Part of TU Delft’s Climate Action program is developing climate action pedagogies at the classroom and course levels. This contribution presents our open pedagogical language that shares evidence-informed instructional design principles and teaching practices in which students not only learn about urban climate change and sustainability but, in particular, about intervening in society or industry (action!) and its effects in everyday practice. In addition to technical system knowledge, this type of education provides students with crucial ecological and social entrepreneurship skills.
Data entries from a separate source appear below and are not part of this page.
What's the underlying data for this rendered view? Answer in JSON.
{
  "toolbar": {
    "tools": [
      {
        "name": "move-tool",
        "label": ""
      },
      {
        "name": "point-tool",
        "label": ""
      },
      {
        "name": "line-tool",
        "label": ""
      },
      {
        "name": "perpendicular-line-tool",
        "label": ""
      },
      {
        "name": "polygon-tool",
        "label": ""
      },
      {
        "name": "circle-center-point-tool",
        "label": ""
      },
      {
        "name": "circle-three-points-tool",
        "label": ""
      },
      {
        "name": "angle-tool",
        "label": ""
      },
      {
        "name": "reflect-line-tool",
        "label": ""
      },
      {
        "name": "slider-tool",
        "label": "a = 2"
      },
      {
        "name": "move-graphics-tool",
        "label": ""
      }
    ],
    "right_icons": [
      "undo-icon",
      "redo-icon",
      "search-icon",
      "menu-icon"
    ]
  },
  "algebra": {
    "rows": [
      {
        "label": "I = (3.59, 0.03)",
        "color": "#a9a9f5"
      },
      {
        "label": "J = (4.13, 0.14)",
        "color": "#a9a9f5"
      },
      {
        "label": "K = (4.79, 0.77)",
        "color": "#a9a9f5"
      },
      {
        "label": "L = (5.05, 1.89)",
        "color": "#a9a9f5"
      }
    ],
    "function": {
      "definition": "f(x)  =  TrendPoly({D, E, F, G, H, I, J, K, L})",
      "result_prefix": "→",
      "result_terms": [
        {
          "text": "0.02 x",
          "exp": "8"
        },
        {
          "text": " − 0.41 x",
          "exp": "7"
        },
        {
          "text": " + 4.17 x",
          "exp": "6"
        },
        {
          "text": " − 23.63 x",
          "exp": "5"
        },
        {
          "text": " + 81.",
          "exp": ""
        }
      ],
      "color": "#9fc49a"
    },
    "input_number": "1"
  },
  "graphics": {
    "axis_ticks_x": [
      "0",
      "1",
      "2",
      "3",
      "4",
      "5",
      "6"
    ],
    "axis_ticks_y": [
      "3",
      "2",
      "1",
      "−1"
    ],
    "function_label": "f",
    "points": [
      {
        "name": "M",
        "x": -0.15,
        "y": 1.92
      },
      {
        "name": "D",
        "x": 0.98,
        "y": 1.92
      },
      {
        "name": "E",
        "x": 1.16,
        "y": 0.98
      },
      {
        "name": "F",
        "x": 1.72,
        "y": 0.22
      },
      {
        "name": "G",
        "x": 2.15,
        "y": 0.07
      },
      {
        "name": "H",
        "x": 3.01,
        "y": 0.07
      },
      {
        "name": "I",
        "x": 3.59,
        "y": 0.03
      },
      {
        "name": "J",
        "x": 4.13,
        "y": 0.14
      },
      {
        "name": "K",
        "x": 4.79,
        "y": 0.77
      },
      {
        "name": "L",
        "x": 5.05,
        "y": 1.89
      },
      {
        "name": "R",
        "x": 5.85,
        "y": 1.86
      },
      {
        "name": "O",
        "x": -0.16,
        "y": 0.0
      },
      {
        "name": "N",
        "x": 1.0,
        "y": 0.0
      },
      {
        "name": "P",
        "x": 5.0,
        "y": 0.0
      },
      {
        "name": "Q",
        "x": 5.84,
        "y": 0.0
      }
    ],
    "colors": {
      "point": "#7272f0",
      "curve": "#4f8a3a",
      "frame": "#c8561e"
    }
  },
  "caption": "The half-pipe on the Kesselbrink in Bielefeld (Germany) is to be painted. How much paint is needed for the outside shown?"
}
The building blocks of this language are so-called pedagogical patterns, which describe a specific (set of) instructional design principle(s) of a course or classroom setting. Each pattern is presented in a comparable way via a given template that asks for [i] a title, [ii] an illustration, [iii] a hypothesis or statement on the value this pattern brings, [iv] the evidence from teaching practice and/or the educational scientific knowledge supporting the pattern, [v] a brief description of practical implications when implementing or using the pattern, [vi] the relation to other patterns. Pedagogical patterns are not prescriptive; they show what educators could do pedagogically.

Our first pedagogical patterns are based on the teaching practices of our Delft Climate Action educators and focus on:
*citizen science approaches focusing on the adaptation of the urban area to the weather and climate of tomorrow.
*interdisciplinarity for climate adaptivity in urbanised delta regions, where students work for and with a local government or stakeholder related to urban heat, drought, air pollution, and flooding.
* entrepreneurship in the built environment, where students develop a design and entrepreneurial plan for a sustainability challenge.
* action research focusing on socio-spatial inequality, diversity, resilience, and well-being for a climate challenge in a collaborative way with practitioners and community members.